When events coincide some call it happenstance, others say it is signs and wonders, while some say the stars are aligning. Reality is whatever name you choose to apply to the situation, when separate and distinct things occur either at the same time, it should always cause us to pause and wonder if a greater meaning is intended.
On Monday, September 12 the Barbados Meteorological Services issued a weather bulletin headlined: Heat Information Statement for Barbados. The statement read: “Very warm conditions in Barbados are expected to persist throughout the month of September and the greater part of October. Maximum temperatures across the island have been peaking between 32 degrees Celsius and 34 degrees Celsius, particularly in the urban areas, which is normal during this period.”
The Met office went on to outline key things that should be done in order to ensure good health and wellness during the extremely hot period.
Days later on Wednesday, September 14, the Ministry of Education granted a school uniform ease for those who have been unable to secure them due to the shortage on the island.

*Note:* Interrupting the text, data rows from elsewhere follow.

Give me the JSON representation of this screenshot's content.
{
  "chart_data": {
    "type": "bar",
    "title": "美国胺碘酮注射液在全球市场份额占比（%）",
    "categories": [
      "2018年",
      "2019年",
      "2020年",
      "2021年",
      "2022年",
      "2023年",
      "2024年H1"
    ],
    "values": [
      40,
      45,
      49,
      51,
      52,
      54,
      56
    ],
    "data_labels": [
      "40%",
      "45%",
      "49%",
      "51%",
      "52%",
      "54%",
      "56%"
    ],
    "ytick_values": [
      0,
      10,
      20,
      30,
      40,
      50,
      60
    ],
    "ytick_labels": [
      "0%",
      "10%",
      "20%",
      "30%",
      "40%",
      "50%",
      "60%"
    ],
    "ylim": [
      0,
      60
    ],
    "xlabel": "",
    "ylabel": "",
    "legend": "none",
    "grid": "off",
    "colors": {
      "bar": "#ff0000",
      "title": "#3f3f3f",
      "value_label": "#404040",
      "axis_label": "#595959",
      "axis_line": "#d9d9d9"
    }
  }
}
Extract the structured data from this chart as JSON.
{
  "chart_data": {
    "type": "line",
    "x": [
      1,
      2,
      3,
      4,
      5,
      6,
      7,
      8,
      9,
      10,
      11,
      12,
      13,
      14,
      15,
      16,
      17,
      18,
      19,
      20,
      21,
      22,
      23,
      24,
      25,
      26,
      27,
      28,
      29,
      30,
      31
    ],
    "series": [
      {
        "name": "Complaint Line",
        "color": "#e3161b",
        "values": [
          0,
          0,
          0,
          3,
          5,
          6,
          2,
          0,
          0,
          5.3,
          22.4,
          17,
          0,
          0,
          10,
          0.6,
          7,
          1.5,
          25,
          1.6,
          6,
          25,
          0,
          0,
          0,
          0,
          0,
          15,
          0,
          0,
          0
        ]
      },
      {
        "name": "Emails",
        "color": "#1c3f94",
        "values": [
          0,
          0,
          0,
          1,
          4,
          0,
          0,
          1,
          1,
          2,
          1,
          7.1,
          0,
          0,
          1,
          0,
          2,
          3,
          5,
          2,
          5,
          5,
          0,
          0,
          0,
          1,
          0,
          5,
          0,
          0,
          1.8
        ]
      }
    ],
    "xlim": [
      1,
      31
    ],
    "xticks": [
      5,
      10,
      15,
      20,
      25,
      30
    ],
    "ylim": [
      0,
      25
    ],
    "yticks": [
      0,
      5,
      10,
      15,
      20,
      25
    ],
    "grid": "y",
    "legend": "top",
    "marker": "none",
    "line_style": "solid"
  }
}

Minister of Education, Technological and Vocational Training Kay McConney said that following complaints about the unavailability of either pre-made uniforms or uniform fabric, uniform requirements would be adjusted for now.
“With sensitivity to your challenges in this circumstance, I wish to give some ease. The Ministry of Education, Technological and Vocational Training has decided to relax the regulations to our school uniform policy until September 30th, 2022, after which it will be reviewed.
“This means that if your child is unable to wear the full school uniform, new or re-used, from the first day of school on September 19th, he or she will be allowed to dress in a manner appropriate for school in a plain-coloured T-shirt or a plain-coloured polo shirt and a jeans pants. Note that this relaxation is for a limited time, until uniform fabrics are available,” the education minister said.
Minister McConney pointed to several factors in the supply chain that have contributed to the delay in uniform fabrics reaching Barbados, including the intermittent shutdown of several overseas factories where the fabric is made and the slow consolidation of shipments due to transportation challenges between multiple cities.
“Importers of uniform fabric, manufacturers of uniforms, and retailers have stated that there have been delays in the delivery of fabric to the island, which means that manufacturing has slowed down; available stock has been depleted so certain colours and sizes are unavailable; and dressmakers and tailors have been put under greater pressure to sew uniforms for which they cannot get the correct fabric to finish by next Monday,” she added.
Today, co-Managing Director of the Barbados Industries Limited Dean Straker, Managing Director of Woolworth Martin Bryan and Managing Director of Abeds Stores Eddie Abed speaking to the media confirmed the supply and shipping challenges they all face.
And while many students will not experience that tradition of being decked out in back-to-school’s finest, especially for those entering nursery, primary or secondary school for the first time, some can count themselves lucky this toss.
With temperatures peaking between 32 degrees Celsius and 34 degrees Celsius daily, the option of a polo shirt and jeans seems way more palatable and practical than an inside shirt, ties, overalls, shoes and socks.
Truth is that many of our uniform designs are not easy to wear from 7:30 a.m./8 a.m. to 2 p.m./3 p.m. when we record “normal” temperatures furthermore in extremely hot conditions.
Having graduates from schools across Barbados working in our newsroom, we are acutely aware of the history and sentimentality that the tradition of wearing uniforms carries. We know too well of the school cultures and the “ties” that bind, making many of us proud of the institution in which we were once enrolled.
However, we are also cognisant that the times we are in are ever-changing. Every opportunity that presents itself, our Prime Minister Mia Amor Mottley speaks about climate change and its adverse effects on Caribbean countries. Weather patterns are changing and will continue to change.
The summers are becoming hotter and hotter with each passing year. Nighttime, which usually provides an ease from the sun, is becoming more and more humid. And traditionally cold months are now warm.
Added to this the reality of the economic challenge for many remains and is now compounded in a COVID-19 environment.
Recently, Barbados TODAY reported comments made by a mother of two who received a much-needed donation from the Eden Lodge Youth Charitable Trust.
“I want to say thank you to the Eden Lodge Youth Charitable Trust. These school uniforms will go a long way. It’s difficult for a lot of parents like myself during these times…after the pandemic a lot of people are unemployed and there are a lot of single mothers out there like myself so it’s very difficult,” she said, adding it could cost her $1000.00 or more to be able to afford books, shoes and uniforms.
“I can’t do like the rest and go into town and shop. I buy uniforms piece by piece … so yes [I’m very grateful,” the mother said.
Maybe it is time to have public discourse about a revised Uniform Policy. Maybe the wearing of uniforms can be a blended approach as was teaching. Traditional uniforms can be worn three days and the school-branded polos the other two days.
Whatever the outcome, we believe it is a discussion worth having if not now, sometime in the not-so-distant future.